Me puse a memorizar los accidentes del paisaje, tratando de no caminar
en círculos. Al rato el terreno se puso llano y pude andar con más comodidad.
Iba oyendo el canto de los pájaros, tratando de orientarme con el oído, ya que
todo lo que veía me parecía igual. De pronto oí un repiqueteo bastante fuerte,
pensé que tal vez había un leñador cerca. Avancé esperanzada, sólo para ver a
unos pájaros carpinteros picoteando un tronco. Es notable el ruido que llegan a
hacer. Me quedé ahí decepcionada, pensando en volver para atrás, cuando vi algo
en un claro del bosque, más allá de los pájaros… no me tomes por loca por
favor.
Miré a Soledad interrogativamente, pero ella se negó a seguir el relato
sin una garantía de mi parte.
-¿No me vas a tomar por loca?
-Quedate tranquila. Entre locas y
machirulos se entienden.
Se rió por primera vez, y salvado el escollo de su propia vergüenza
reanudó el relato.
-Bueno, Demetrio.

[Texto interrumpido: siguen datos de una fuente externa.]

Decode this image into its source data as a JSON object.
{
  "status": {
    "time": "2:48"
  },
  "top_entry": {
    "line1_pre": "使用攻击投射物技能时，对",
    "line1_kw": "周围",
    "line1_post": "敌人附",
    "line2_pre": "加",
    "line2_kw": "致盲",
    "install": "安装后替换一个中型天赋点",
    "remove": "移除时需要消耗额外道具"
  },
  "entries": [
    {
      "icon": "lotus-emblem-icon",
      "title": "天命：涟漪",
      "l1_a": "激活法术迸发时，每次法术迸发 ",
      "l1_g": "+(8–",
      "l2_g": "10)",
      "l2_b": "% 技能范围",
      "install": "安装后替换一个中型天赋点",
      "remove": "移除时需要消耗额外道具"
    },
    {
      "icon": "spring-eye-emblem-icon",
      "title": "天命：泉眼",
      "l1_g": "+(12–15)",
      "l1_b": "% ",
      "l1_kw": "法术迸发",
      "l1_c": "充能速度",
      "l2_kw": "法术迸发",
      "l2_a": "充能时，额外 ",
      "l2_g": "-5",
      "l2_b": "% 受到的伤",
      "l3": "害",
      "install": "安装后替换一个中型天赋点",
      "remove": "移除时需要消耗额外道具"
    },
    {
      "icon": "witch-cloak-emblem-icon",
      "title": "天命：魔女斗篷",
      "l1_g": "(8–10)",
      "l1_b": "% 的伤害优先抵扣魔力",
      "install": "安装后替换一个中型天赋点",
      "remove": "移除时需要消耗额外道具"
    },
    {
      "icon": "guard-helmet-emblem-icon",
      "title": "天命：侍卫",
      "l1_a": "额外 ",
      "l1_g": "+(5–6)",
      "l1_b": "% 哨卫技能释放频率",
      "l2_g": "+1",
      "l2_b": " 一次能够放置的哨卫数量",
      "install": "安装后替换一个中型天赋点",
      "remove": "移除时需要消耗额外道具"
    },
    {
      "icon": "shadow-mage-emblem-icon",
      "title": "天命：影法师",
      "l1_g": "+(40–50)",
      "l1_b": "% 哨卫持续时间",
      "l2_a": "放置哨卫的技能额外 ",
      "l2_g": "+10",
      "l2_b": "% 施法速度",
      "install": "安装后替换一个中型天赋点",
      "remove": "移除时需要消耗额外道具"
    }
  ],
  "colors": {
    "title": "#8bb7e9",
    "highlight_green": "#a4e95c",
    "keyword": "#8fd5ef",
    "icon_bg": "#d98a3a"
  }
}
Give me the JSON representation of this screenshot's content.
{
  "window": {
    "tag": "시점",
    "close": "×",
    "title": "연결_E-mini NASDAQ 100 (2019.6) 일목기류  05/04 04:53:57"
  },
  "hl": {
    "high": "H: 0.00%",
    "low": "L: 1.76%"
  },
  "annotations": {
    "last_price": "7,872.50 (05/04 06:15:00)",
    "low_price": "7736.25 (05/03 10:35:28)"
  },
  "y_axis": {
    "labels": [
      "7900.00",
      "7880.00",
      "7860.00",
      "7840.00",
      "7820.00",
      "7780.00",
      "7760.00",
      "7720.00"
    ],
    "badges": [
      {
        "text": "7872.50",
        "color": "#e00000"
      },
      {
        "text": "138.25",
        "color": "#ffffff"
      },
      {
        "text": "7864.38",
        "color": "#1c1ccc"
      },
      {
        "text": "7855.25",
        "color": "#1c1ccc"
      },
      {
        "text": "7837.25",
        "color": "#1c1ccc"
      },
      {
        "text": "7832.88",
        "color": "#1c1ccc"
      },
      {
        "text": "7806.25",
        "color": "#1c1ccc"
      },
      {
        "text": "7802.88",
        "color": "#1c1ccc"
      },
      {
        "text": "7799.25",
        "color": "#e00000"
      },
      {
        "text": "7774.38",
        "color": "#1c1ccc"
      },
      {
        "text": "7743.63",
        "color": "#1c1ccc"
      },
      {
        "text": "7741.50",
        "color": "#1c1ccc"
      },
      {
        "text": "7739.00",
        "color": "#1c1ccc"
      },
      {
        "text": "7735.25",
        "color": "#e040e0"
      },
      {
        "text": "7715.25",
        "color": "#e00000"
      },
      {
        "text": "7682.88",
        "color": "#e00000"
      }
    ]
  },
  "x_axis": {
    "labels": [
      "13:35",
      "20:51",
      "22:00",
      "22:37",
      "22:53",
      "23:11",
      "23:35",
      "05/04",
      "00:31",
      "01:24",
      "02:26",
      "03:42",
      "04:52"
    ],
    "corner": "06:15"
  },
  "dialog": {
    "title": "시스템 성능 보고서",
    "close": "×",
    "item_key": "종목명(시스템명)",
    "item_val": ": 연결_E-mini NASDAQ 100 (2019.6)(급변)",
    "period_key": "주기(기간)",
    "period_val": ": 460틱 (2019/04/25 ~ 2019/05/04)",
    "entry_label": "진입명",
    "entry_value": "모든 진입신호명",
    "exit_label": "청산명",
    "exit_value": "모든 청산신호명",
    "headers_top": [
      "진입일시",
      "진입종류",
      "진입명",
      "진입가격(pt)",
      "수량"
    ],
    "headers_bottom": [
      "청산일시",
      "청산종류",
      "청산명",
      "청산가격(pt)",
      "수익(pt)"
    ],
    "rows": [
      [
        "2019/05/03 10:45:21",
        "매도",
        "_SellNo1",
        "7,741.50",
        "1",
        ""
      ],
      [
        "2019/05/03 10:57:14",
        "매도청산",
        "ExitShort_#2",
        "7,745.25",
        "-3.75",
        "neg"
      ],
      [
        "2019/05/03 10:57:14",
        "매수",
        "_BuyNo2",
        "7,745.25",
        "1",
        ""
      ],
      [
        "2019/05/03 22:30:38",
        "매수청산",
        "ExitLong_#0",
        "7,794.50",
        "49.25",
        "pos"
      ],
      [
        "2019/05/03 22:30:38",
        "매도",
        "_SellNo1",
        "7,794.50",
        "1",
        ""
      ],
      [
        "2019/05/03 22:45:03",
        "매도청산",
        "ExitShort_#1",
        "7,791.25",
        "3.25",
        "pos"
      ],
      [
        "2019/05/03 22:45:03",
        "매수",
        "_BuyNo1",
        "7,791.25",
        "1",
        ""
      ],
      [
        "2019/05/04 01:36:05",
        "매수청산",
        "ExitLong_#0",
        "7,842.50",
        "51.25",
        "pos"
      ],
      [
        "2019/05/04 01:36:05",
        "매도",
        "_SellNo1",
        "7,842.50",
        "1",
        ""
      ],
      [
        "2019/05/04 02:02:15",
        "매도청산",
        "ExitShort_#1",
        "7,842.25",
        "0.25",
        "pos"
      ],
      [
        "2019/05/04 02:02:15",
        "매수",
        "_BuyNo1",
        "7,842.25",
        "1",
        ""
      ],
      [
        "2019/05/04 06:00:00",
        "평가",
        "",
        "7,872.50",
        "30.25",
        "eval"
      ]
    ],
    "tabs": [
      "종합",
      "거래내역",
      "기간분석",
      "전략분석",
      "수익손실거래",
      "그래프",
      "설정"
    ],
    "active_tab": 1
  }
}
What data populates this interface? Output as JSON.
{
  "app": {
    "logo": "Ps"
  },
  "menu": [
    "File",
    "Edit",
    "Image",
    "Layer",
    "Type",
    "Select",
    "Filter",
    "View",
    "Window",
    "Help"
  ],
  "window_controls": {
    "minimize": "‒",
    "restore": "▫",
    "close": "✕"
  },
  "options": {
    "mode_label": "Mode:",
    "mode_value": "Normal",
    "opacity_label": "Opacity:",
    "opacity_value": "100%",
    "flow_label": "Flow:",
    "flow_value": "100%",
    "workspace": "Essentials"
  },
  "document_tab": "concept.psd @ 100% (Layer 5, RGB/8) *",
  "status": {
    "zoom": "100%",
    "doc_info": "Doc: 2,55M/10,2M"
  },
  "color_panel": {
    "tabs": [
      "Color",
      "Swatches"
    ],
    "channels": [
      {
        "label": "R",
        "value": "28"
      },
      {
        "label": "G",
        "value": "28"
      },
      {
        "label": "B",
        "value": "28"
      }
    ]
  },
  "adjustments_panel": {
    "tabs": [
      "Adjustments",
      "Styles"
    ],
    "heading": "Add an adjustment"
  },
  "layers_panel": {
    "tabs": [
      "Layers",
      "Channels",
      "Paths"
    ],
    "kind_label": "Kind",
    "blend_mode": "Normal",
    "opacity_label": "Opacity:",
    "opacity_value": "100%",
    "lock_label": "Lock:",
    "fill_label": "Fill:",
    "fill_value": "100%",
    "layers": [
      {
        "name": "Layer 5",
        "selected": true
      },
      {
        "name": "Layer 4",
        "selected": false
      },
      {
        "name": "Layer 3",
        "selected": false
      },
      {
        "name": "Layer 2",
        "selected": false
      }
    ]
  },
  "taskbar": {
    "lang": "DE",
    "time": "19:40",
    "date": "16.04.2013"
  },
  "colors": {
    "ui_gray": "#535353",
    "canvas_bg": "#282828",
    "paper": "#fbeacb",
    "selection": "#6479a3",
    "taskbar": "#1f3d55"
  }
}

Lo que vi en ese
lugar donde había pájaros carpinteros fue… una escalera. Tal cual. Una escalera
de mármol, sin ninguna casa atrás. Qué hacía eso ahí, es algo que no alcanzaba
a comprender. Porque no hubo ninguna vivienda en ese lugar. No había un camino
que llevase a ella, no había ruinas, nada. La escalera sola. Llena de hojas
caídas, bayas podridas, insectos caminando por las grietas… porque estaba
agrietada, y los peldaños muy gastados, eso sí. Estuve pasmada un rato, antes
de decidirme a subirla. Me dije que desde arriba podría obtener una perspectiva
más amplia de la zona donde estaba, para dejar de caminar al tun tun.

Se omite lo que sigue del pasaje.